Plusieurs sources sécuritaires et associatives locales convergent : l’opération aurait été conduite par des gardes liés au vice-gouverneur Willy Manzi, nommé par l’administration instaurée par le M23. Aucun élément matériel ne confirme encore cette accusation, mais le modus operandi, la discrétion de l’attaque et le profil de la victime renforcent les soupçons d’un assassinat ciblé.
Une purge interne qui révèle les fissures politiques du M23/RDF
L’exécution de Magloire Paluku s’inscrit dans un contexte de fragilisation interne du mouvement. Approché, selon sa famille, par des émissaires du M23 lorsqu’il travaillait au ministère de la Culture, il aurait accepté de contribuer ponctuellement à la communication du groupe rebelle en échange d’une promesse de poste stratégique dans l’administration du Nord-Kivu, promesse restée lettre morte. « Il avait commencé à contester certains ordres, il n’était plus considéré comme fiable », confie un proche réfugié à l’étranger.
Des sources congolaises évoquent une dynamique de méfiance croissante entre les cadres congolais et les commandants tutsis du M23/RDF. Certains collaborateurs seraient jugés « trop exigeants » ou « insuffisamment dociles ». La disparition violente de Magloire Paluku apparaît ainsi comme un avertissement adressé à ceux qui, au sein de l’appareil rebelle, tentent de se distancer ou de renégocier leur place.
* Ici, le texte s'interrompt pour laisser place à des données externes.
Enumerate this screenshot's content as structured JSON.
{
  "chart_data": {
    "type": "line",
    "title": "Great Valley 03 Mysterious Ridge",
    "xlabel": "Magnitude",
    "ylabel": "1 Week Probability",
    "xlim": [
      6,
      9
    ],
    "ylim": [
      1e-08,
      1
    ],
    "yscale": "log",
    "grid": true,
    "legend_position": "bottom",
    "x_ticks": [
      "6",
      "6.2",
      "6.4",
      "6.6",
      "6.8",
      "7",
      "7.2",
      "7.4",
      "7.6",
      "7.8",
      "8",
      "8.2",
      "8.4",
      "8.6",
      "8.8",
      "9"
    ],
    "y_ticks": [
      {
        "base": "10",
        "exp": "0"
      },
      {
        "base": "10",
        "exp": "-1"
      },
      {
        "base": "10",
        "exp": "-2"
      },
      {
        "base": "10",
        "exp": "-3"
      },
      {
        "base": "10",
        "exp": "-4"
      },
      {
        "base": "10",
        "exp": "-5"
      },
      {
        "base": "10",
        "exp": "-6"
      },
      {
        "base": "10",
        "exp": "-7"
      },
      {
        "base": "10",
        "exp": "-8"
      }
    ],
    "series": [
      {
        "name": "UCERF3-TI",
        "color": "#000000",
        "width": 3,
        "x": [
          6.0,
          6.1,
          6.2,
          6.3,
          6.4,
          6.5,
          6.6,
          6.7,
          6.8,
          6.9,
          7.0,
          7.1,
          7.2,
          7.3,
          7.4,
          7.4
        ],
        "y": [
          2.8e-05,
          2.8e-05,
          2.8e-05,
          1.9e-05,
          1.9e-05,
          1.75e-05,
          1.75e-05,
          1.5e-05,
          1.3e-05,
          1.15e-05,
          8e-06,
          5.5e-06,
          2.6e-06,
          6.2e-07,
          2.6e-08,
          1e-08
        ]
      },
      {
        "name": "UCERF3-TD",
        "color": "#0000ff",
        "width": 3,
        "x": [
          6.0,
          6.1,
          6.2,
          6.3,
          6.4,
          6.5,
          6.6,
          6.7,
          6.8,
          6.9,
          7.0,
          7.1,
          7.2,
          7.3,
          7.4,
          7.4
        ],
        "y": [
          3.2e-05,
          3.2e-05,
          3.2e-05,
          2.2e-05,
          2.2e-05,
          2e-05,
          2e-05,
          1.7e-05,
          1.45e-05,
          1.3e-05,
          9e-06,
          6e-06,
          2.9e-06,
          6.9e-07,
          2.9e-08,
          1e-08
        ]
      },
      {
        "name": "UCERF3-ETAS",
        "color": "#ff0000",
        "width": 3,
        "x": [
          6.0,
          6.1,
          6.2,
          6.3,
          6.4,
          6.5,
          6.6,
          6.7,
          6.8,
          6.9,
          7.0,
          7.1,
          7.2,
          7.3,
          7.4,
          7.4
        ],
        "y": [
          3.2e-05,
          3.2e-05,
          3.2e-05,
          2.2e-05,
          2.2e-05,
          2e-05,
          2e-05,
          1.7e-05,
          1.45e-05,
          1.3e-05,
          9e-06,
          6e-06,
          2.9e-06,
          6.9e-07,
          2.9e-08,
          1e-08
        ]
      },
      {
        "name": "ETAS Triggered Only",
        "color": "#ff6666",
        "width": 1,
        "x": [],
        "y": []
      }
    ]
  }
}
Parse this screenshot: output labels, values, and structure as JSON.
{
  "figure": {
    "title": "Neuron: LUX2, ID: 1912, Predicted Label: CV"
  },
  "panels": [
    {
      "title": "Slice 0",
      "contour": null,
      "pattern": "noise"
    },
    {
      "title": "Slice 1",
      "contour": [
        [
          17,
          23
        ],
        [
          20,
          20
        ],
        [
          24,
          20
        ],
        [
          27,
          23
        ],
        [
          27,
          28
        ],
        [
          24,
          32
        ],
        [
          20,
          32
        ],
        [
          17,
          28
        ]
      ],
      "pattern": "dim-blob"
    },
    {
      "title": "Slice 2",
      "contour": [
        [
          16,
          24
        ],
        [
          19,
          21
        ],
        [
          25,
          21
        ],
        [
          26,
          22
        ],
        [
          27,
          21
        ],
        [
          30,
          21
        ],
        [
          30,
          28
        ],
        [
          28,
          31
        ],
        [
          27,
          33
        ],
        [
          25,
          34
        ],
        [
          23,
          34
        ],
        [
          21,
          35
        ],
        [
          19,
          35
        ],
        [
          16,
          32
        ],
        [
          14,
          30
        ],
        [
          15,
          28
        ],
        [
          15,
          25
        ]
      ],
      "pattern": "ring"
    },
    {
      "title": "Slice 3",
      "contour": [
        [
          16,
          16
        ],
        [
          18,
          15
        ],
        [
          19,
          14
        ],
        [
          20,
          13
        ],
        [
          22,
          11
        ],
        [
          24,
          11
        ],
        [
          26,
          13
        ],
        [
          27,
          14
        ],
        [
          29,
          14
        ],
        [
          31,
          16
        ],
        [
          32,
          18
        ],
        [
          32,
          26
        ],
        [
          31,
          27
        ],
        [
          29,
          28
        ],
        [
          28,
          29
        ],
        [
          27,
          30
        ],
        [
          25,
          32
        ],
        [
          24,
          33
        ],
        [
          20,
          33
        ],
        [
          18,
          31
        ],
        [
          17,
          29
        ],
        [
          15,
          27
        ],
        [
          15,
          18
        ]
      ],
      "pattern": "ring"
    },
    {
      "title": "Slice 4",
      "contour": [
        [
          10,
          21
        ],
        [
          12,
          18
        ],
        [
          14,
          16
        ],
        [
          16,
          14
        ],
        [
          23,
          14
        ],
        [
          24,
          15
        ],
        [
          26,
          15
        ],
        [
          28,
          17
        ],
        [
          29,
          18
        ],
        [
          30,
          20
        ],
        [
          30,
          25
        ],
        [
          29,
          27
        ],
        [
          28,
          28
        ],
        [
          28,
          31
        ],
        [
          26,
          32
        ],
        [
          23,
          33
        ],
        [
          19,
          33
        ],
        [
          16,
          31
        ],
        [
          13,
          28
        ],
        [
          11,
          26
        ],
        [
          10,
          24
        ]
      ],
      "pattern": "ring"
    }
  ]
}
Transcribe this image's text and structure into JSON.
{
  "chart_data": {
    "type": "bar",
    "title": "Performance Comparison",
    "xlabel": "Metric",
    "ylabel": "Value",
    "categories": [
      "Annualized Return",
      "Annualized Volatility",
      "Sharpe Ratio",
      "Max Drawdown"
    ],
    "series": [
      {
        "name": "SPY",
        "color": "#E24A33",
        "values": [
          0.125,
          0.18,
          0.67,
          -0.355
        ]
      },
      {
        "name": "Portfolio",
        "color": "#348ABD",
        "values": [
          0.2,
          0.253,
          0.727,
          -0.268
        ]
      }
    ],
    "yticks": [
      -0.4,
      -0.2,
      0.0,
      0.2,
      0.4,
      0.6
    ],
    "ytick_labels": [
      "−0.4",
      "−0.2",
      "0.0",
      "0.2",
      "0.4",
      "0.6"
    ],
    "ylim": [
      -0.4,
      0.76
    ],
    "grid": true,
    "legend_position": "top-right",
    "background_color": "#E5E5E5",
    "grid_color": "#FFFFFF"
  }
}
Pour plusieurs analystes régionaux, ce meurtre illustre la nature instable et coercitive du système de gouvernance imposé dans les zones contrôlées par le M23. « C’est le symptôme d’un pouvoir qui ne tient que par la peur », estime un expert basé à Nairobi. « Quand un mouvement commence à éliminer ses propres relais, c’est qu’il doute de sa capacité à maintenir l’obéissance autrement. »
Dans tous les cas, cette exécution est un signe supplémentaire de l’« engrenage de violence » imposé aux populations de l’Est. Dans les quartiers de Goma, la mort de Magloire Paluku nourrit un sentiment de vulnérabilité généralisée : si même ceux qui ont servi la machine de propagande peuvent être éliminés aussi brutalement, la marge de survie pour les civils ordinaires semble se rétrécir un peu plus.